L’assessore Mattia Cugini.

Avete già avuto degli incontri con il Comune e MM?

«Come Giunta del Municipio 5 siamo stati informati di alcuni elementi di sintesi emersi dall’analisi costi-benefici, che tuttavia dobbiamo approfondire perché questo tipo di analisi sono uno strumento di riferimento fondamentale a supporto della decisione, ma non sostituiscono la decisione stessa. Inoltre nel mese di agosto, con il presidente Carapellese, in vista dell’inizio del percorso partecipativo, abbiamo scritto una lettera all’assessora Censi sul tema, comunicandole che – per parte nostra – la prima funzione obiettivo di qualsivoglia nuovo tracciato della M6 dev’essere quella di incrementare l’accessibilità e la capacità del trasporto pubblico del Municipio 5 e, in particolare, del quadrante Vigentino/Ripamonti».

Sono trapelate alcune ipotesi di prolungamento della M2 verso sud est, cosa ne pensa il Municipio?

«Abbiamo appreso che sono state valutate alcune ipotesi di prolungamento della M2 anche da Abbiategrasso verso il Vigentino, che chiaramente non possono risultare sostitutive della M6, ma in considerazione del rapporto costi-benefici, si potrebbero considerare come prima risposta per restituire in tempi più ragionevoli un incremento di accessibilità e di offerta trasportistica all’area Vigentino/Ripamonti e all’intero Municipio e come primo segmento di un tracciato completo di M6 da realizzare nel lungo termine».
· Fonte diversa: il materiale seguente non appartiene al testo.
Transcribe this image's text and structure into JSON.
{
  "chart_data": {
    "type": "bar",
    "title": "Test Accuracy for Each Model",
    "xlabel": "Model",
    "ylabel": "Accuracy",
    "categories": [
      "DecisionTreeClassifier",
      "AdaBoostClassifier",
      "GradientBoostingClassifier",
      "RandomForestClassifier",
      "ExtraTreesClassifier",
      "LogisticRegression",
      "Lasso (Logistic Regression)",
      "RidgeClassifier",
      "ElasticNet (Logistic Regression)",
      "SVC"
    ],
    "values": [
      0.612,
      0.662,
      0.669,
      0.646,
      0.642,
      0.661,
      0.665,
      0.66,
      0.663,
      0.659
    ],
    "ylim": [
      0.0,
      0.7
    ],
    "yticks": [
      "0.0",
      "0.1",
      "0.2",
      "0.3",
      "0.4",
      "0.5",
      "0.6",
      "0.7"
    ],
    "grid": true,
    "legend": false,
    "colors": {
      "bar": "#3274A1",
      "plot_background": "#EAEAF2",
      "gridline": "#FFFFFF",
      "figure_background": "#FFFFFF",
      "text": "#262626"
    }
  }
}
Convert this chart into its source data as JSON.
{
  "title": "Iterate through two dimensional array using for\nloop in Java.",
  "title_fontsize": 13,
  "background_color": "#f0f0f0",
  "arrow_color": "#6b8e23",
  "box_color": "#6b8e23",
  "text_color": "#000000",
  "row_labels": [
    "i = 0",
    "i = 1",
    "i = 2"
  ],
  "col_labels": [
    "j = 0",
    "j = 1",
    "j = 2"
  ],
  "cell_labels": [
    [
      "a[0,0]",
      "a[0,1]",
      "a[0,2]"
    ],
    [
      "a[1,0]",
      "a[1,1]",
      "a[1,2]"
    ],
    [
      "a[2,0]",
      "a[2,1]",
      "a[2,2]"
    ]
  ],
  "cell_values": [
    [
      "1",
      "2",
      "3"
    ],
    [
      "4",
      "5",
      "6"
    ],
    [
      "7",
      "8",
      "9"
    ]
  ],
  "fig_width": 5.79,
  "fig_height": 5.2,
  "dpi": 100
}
Fermata della M2 di piazza Abbiategrasso.
Fermata della M2 di piazza Abbiategrasso.

Tracciato completo che quindi secondo voi non deve essere abbandonato?

«Il percorso riportato nel Pums 2018, ossia un tracciato che per il nostro municipio arriva e si sviluppa lungo via Ripamonti, anche se nelle prime risultanze dell’analisi costi-benefici, non viene fuori in modo positivo, è il migliore per il nostro Municipio e per il quadrante Ripamonti/Vigentino, poiché si inserisce in un disegno di politica dei trasporti che risponde anzitutto all’esigenza di ridurre il traffico veicolare in ingresso in città da sud. I lavori per il prolungamento però del tram 24, per quanto la linea potrebbe in futuro essere un collegamento al capolinea della nuova M6, non sembrano però andare nella direzione di una metropolitana che transiti lungo via Ripamonti.